A box plot is a type of plot that we can use to visualize the five number summary of a dataset, which includes:
- The minimum
- The first quartile
- The median
- The third quartile
- The maximum
This tutorial explains how to create and modify box plots in Stata.
Example: Box Plots in Stata
We’ll use a dataset called auto to illustrate how to create and modify boxplots in Stata.
First, load the data by typing the following into the Command box and clicking Enter:
use http://www.stata-press.com/data/r13/auto
Vertical Box Plots
We can create a vertical box plot for the variable mpg by using the graph box command:
graph box mpg
Horizontal Box Plots
Alternatively, we can create a horizontal box plot by using the graph hbox command:
graph hbox mpg
Box Plots by Category
We can also create several box plots based on a single categorical variable using the over() command. For example, the following command can be used to create box plots that show the distribution of mpg, based on the categorical variable foreign, which indicates whether a car is foreign or domestic.

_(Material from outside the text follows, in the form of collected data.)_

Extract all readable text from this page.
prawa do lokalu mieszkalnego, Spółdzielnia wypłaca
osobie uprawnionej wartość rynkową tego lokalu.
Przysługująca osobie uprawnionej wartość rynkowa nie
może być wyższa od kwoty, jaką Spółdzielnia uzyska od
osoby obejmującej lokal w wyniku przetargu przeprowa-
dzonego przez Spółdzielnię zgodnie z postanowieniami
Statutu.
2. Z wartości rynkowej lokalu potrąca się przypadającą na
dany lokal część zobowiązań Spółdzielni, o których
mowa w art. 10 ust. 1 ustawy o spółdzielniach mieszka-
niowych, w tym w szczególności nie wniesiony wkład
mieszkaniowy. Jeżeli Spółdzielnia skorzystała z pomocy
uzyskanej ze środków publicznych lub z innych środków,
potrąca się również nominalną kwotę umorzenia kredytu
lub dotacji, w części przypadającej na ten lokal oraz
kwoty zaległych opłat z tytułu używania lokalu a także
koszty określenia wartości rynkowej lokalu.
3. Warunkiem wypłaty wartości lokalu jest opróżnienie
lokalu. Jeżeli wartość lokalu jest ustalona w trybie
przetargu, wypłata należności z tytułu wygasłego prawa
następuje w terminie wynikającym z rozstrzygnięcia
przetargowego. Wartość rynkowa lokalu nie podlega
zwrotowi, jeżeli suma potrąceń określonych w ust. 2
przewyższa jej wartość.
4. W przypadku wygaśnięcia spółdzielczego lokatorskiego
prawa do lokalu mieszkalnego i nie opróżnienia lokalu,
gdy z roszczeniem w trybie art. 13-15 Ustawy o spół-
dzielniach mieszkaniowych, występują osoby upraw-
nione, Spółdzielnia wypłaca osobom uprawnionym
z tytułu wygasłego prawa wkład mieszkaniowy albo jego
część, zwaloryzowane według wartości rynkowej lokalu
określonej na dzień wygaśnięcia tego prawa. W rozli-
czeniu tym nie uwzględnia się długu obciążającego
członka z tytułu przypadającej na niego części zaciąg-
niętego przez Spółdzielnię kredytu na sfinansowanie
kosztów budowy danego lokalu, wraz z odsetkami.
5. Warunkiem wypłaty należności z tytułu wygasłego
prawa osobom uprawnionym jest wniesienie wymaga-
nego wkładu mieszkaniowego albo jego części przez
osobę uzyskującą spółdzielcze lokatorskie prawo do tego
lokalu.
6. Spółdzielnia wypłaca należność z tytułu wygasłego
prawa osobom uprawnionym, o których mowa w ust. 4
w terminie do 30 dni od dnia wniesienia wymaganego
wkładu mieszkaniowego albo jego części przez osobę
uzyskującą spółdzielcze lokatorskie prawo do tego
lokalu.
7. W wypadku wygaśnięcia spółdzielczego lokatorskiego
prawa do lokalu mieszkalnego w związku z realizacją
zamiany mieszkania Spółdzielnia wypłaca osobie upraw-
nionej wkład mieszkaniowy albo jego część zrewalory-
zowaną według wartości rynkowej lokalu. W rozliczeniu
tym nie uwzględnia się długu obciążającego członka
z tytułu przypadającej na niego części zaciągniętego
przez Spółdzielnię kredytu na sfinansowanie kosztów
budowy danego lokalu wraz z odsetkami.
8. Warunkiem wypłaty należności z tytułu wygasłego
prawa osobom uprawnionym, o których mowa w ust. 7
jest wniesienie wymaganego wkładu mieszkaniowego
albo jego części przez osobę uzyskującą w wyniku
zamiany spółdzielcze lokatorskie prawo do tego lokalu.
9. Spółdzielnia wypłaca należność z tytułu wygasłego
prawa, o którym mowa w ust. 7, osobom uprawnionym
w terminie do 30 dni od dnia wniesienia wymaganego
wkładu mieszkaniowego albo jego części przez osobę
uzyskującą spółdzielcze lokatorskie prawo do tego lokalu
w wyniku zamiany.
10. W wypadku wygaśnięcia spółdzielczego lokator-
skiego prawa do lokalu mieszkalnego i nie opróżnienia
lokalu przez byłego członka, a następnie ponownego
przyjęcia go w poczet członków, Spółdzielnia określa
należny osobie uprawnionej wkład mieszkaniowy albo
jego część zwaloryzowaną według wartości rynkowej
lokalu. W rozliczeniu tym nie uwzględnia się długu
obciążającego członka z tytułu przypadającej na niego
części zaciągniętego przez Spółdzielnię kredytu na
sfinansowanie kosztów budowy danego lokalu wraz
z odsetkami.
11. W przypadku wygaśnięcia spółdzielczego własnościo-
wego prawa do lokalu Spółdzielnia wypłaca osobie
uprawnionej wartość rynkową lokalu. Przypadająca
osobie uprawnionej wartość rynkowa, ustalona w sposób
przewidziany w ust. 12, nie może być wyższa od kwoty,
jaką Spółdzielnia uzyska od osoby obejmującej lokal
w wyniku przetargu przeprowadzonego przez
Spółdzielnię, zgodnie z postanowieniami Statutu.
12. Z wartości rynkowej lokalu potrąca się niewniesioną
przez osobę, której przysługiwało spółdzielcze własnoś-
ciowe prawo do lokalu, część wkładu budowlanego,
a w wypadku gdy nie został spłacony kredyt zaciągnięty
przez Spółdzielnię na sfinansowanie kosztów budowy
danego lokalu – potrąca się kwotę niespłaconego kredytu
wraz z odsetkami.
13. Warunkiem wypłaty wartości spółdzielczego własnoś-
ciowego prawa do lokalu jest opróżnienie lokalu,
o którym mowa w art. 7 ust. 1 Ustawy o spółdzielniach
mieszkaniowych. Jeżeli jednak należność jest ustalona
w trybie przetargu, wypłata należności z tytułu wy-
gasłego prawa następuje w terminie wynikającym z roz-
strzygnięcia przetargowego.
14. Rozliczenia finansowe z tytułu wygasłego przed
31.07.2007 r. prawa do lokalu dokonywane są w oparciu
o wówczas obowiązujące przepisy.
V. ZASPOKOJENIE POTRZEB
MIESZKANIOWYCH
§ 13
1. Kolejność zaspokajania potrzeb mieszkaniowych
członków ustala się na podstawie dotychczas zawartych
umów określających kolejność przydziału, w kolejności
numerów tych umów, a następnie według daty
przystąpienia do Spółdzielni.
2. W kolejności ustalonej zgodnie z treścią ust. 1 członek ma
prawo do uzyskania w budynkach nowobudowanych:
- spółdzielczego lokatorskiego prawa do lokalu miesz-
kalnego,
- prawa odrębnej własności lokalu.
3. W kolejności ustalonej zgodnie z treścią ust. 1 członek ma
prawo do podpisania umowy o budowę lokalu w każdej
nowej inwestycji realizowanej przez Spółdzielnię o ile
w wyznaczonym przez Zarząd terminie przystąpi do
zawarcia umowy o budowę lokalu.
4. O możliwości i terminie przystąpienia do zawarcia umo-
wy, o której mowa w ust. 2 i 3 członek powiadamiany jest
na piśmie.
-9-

graph box mpg, over(foreign)
Multiple Box Plots by Category
We can also create box plots for more than one variable based on a categorical variable. For example, the following command can be used to create box plots for the variables headroom and gear_ratio, based on the categorical variable foreign:
graph box headroom gear_ratio, over(foreign)
Modifying the Appearance of Box Plots
We can use several different commands to modify the appearance of the box plots.
We can add a title to the plot using the title() command:
graph box mpg, title(“Distribution of mpg”)
We can also add a subtitle underneath the title using the subtitle() command:
graph box mpg, title(“Distribution of mpg”) subtitle(“(sample size = 74 cars)”)
We can also add a note or comment at the bottom of the graph by using the note() command:
graph box mpg, note(“Source: 1978 Automobile Data”)
Lastly, we can change the actual color of the box plot by using the box(variable #, color(color_choice)) command:
graph box mpg, box(1, color(green))
A full list of available colors can be found in the Stata Documentation.